THE FRIDAY NIGHT DANCE

Those of us who grew up in the 1950’s had a cultural companion growing up with along with us ­ rock and roll music. Rock music, as it is sometimes called, did not have a static definition, but its nature evolved constantly, and how we related to it and enjoyed it has continued to change, both with the technology and our own tastes.

In those days we had 3 main sources for listening to music ­ jukeboxes in diners and other public places, the radio if the station’s format allowed it to play rock music, and dances at our schools. While the first two were by and large the main sources of our music listening, I am presently concerned with the third, school dances.

I grew up in South Easton, Pennsylvania and attended Shull Junior High from September 1958 to June 1961. After the end of the high school varsity football season with the annual Thanksgiving Day game with our arch-rivals, Phillipsburg, N.J., There would usually be a dance in our gymnasium every Friday night over the winter.

Unlike today’s youth gatherings, where the dress code is non-existent, our dress code would allow us to wear only certain things. Boys had to wear a jacket and tie and the girls had to wear skirts or dresses. Girls weren’t allowed to wear slacks and they had to wear a complete set of underwear, unlike today where the girls seem to challenge each other to wear less and less and get away with it. Not that we boys would have minded that.

I usually had a problem with dressing exactly by the code, because my father’s work in the foundry at that time was not good and I didn’t always have a dress jacket I could wear. I was very self-conscious of this and felt that everyone was sniggering behind my back. In truth I don’t think they were, but at the time I thought I stuck out like I was wearing a big sign, something no teenager wants to do.

Times have sure changed pricewise too. We used to pay 10 cents to get in and sometimes I didn’t even have that and had to stay home. To get to the admission table outside the gym we had to walk back the entire length of the first floor hallway, which was dark and dreary even in the daytime because the modern era of using fluorescent lights to light the halls hadn’t yet been started, and the terrazzo floors and varnished woodwork did not reflect much light. IF it was wet out, the terrazzo near the door was like snot on a doorknob and we had to walk very carefully to keep from falling. It has been 44 years since I was in that hallway and I can close my eye and visualize it like it was yesterday.

We had to bring our own records and one of the older kids would play them on the PA system in the gym. I usually didn’t have too many records in those days, so I didn’t get to bring many. Exceptions to this were records I would buy from Bernie Caffrey, my father’s foreman in the foundry, who had a small jukebox business on the side. I would buy some of his takeoffs for 5 or 10 cents after they were on the boxes for a while. I wish I had some of them now, like Tommy Dorsey’s So Rare or Elvis’s Don’t Be Cruel. But we never saved things in those days.

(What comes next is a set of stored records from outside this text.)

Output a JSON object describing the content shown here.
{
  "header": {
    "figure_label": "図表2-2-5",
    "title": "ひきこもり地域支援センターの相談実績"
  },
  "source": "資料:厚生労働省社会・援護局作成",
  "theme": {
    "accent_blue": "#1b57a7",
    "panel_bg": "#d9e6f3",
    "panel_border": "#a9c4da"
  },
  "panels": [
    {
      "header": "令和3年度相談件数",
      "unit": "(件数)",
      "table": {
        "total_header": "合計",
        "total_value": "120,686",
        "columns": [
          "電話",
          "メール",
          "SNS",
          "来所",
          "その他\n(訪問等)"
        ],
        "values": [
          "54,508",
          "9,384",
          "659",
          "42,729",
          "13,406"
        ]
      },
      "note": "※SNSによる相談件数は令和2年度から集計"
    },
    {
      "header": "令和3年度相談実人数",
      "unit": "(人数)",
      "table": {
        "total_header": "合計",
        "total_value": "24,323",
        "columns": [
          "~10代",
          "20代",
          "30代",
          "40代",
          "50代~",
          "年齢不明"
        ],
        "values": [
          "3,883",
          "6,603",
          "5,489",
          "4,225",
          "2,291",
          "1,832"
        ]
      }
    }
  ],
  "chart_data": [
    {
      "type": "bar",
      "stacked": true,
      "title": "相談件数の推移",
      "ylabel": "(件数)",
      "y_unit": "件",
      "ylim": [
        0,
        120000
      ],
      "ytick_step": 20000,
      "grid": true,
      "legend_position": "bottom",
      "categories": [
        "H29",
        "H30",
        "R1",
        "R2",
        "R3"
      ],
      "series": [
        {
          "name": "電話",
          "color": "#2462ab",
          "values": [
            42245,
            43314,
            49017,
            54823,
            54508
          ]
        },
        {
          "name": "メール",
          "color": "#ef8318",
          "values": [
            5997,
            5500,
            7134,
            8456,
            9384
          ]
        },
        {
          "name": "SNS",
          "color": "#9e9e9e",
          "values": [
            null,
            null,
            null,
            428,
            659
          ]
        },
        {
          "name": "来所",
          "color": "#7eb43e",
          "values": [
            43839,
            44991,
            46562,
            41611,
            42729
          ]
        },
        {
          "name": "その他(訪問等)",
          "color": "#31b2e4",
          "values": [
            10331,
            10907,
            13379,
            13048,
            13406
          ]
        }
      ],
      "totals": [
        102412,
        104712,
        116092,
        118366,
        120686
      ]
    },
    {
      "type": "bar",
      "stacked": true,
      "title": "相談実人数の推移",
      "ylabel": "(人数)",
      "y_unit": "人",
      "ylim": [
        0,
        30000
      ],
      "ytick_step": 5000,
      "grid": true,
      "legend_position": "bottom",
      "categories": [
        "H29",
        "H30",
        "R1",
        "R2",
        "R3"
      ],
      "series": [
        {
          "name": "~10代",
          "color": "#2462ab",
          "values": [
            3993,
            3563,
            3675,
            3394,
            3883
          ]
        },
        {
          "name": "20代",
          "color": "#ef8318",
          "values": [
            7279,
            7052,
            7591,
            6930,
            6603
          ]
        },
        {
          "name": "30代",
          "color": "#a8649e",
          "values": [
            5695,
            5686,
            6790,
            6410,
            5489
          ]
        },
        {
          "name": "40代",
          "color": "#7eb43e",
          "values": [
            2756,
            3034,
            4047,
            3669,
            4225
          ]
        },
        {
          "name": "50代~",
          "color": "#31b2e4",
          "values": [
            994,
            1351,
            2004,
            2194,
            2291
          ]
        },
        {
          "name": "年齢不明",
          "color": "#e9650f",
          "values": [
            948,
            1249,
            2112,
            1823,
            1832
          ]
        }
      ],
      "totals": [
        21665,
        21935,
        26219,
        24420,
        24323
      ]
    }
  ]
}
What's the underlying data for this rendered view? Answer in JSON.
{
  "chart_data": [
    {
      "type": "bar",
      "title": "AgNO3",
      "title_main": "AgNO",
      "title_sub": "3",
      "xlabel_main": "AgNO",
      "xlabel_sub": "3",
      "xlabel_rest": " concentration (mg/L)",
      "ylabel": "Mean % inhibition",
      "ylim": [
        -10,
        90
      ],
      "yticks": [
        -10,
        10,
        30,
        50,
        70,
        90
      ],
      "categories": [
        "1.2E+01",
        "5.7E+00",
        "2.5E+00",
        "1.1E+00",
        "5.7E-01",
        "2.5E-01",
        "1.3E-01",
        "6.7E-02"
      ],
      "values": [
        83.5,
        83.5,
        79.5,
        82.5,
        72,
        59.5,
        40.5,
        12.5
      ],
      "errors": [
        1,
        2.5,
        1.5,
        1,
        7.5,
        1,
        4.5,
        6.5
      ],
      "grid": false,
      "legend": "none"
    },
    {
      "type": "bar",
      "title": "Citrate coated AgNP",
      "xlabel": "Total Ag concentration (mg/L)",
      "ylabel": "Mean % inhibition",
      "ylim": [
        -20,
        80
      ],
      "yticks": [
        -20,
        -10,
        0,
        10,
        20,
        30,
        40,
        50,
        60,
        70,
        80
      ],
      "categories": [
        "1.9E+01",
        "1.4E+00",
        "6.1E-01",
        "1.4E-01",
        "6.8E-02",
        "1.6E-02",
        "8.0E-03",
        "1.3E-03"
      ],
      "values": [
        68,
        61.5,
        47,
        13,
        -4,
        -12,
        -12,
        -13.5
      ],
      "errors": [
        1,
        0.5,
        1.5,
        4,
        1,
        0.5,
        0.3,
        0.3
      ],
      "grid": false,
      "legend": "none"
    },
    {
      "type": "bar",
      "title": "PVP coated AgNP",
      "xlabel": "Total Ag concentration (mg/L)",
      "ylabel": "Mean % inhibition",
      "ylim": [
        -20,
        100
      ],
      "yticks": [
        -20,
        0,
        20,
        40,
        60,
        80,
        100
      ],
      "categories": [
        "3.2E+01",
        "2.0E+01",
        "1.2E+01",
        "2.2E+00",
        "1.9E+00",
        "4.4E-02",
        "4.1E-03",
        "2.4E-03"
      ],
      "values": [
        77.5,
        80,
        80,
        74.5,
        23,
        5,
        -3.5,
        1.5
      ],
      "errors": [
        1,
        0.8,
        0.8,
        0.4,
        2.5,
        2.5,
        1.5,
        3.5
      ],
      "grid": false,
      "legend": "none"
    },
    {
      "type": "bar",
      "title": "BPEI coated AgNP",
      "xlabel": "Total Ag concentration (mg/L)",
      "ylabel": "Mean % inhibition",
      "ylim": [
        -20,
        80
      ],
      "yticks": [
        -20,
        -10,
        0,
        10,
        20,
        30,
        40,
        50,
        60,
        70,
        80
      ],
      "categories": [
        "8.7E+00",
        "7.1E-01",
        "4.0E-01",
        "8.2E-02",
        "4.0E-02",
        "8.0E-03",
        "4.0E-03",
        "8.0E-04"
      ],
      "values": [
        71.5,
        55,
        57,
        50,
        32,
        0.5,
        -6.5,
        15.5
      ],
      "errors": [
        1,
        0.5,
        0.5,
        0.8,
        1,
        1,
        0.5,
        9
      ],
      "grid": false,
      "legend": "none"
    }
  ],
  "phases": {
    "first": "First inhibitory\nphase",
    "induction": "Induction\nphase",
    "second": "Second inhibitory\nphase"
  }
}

We would walk into the gymnasium and take our records, if we had any, into the gym teacher’s office, where the PA controls were located. One of the boys usually would select what got played and play them over the PA to 4 huge horn speakers that were placed at floor level in the corners of the gym. These were not speakers designed to reproduce the subtle nuances of music, but the blaring announcements of a basketball game, so the sound was terrible at best, but at least we could hear them.

Moving out onto the gym floor we would come face to face with the great unexplained phenomenon of the time, boys and girls who would gravitate to opposite sides of the gym and mingle only perfunctorily from time to time. Boys hardly ever danced with the girls, which left the girls to dance with each other. Of course the boys never danced with each other, but it always seemed to be acceptable for the girls to do that. I could never figure that one out. Even today if you watch the polka shows on TV you see many women dancing with other women. HHHHMMMMMMM.

There were a few boy/girl pairings at these dances, but generally we kept to ourselves. I took a fancy to Kathy French, who lived on Philadelphia Road. She had kind of a 1930’s look about her. I would imagine there were a few girls even at that age who were willing to put out or let themselves be groped, but most of us were good kids and that sort of thing just didn’t occur to us.

The PTA ran the snack table and Cokes were 10cents and most of what they had was as cheap. One friend's mother was usually working the table. She missed a few weeks when her husband got busted as the projectionist showing porno movies at his club. Today it wouldn’t raise an eyebrow, but 44 years ago it was a big deal.